Enclosure, Lisnanroum, Co. Clare
Co. Clare |
Enclosures
On the limestone pavement of Lisnanroum in County Clare, a neat circle of drystone wall sits quietly on low ground, looking for all the world like something ancient.
It is around twenty metres across, its wall still standing to roughly 1.2 metres, and it has the kind of quiet, purposeful geometry that tends to attract archaeological interest. That interest, when it arrived in 1997, produced a somewhat deflating verdict: there was no evidence of stone facing or of spread from an earlier wall, and the whole thing is probably no older than the nineteenth century.
The enclosure had been formally listed as a heritage feature in both the Sites and Monuments Record in 1992 and the Record of Monuments and Places in 1996, classifications that reflect its appearance rather than any confirmed antiquity. A high-altitude aerial photograph had made it visible enough to register.
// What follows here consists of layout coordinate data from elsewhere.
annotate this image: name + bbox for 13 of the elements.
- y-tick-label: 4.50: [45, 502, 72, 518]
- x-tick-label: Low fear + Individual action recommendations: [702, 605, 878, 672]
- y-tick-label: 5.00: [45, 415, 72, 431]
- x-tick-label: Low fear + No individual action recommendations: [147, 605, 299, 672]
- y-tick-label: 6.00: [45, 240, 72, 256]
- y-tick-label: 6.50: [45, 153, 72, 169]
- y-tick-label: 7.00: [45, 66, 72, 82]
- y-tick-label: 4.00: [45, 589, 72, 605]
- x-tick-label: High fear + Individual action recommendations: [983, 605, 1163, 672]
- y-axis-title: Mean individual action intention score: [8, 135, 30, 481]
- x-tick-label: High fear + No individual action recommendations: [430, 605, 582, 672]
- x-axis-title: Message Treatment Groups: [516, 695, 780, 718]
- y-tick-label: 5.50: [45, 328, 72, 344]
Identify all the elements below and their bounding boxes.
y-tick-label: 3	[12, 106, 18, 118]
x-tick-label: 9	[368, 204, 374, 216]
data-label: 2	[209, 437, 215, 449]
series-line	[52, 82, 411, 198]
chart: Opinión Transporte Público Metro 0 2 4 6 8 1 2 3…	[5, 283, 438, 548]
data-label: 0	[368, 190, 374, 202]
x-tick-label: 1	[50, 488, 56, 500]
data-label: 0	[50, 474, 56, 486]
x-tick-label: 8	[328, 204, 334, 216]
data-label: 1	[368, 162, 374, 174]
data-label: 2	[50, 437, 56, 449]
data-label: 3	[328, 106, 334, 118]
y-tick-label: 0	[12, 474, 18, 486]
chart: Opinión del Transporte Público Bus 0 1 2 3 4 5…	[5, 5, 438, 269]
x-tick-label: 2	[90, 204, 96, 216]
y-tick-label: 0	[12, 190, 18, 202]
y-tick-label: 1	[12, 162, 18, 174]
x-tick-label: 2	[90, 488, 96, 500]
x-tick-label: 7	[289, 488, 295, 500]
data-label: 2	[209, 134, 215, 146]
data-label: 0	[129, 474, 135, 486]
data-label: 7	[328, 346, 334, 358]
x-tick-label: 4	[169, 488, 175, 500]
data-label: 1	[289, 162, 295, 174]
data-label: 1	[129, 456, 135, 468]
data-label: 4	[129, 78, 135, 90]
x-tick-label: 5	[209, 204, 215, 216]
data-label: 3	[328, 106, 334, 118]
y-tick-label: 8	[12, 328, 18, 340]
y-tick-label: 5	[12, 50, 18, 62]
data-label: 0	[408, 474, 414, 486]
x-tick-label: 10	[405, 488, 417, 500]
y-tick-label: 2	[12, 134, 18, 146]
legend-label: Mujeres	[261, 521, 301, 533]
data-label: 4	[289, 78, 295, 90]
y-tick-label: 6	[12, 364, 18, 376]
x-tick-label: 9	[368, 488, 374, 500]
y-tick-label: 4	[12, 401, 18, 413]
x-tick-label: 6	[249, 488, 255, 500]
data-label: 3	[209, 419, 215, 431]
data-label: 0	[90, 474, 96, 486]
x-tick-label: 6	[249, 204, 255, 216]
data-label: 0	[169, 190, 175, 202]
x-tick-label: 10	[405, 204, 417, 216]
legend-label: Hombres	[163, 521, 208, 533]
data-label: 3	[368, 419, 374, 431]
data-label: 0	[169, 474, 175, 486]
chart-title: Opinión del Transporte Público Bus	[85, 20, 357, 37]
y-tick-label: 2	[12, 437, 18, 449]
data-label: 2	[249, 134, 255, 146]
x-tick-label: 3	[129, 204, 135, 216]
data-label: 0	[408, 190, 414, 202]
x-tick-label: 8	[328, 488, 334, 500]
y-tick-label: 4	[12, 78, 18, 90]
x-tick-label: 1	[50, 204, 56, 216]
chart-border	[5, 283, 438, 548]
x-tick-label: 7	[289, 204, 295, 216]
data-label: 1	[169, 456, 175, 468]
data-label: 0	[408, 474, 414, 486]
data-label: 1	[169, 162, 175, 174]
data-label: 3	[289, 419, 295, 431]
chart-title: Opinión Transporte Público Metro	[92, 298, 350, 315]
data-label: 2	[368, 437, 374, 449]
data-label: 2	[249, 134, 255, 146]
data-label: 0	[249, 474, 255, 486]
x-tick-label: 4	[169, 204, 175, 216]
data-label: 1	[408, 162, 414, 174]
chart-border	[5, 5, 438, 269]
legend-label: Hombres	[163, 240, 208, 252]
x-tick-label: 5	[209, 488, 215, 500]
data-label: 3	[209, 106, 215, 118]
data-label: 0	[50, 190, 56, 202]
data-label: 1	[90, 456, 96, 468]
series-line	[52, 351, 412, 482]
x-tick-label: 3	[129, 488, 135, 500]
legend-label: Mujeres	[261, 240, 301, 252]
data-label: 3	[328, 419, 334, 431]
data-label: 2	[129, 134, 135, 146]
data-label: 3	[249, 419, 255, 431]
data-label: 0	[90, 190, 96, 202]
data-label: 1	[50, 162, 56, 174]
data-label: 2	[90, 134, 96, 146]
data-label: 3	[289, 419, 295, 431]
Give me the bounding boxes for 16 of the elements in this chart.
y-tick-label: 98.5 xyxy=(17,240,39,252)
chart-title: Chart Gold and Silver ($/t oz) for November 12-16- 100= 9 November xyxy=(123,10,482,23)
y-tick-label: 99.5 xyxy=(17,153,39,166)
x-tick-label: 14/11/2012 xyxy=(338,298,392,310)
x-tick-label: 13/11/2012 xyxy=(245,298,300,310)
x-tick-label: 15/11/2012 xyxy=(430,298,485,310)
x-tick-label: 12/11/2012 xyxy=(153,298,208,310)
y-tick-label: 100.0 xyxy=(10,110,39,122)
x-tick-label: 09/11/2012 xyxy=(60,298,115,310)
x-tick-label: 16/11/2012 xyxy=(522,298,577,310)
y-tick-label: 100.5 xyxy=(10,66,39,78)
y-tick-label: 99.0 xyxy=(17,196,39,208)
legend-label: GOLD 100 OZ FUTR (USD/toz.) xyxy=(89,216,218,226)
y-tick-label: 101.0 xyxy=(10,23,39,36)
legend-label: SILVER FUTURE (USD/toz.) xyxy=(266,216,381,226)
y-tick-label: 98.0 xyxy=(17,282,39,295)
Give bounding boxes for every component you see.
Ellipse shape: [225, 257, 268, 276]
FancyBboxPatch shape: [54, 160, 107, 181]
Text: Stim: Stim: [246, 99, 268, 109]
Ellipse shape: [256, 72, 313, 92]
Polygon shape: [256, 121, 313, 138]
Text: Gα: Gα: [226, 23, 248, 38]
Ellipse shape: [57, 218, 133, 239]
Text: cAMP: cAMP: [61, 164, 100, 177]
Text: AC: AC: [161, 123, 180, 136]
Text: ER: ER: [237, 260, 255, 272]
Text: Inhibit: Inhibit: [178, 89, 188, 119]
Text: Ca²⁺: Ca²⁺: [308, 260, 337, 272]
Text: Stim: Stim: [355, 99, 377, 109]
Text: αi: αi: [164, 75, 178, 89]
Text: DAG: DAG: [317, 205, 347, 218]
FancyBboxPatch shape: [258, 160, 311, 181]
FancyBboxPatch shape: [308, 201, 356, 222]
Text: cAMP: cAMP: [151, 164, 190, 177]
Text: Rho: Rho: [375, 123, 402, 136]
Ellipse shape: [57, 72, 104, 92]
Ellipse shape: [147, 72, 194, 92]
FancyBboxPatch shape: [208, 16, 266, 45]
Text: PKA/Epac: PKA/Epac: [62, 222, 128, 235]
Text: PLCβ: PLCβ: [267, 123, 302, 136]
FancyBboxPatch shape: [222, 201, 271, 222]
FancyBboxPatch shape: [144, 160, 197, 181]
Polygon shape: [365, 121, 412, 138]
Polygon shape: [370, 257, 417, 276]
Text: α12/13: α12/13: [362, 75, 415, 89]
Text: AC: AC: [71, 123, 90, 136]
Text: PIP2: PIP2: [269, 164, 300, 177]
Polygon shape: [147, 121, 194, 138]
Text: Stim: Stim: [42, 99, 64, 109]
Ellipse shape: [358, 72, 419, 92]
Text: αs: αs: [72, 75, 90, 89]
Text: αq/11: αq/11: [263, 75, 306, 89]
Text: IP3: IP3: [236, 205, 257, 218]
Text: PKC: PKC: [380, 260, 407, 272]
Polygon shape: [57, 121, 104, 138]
But closer inspection found no trace of the construction techniques associated with prehistoric or early medieval enclosures, where inner and outer stone faces would typically contain a rubble core, or where centuries of collapse would leave a characteristic spread of stone around the base. Instead, the gable end of a nineteenth-century house sits just to the north-west, and the enclosure wall shares its character closely enough to suggest a common date and perhaps a common builder. Drystone enclosures of this kind were practical, everyday structures, used to contain livestock or protect a kitchen garden from grazing animals, built by farming families from whatever stone lay underfoot, and the Burren's limestone pavement offered plenty of that.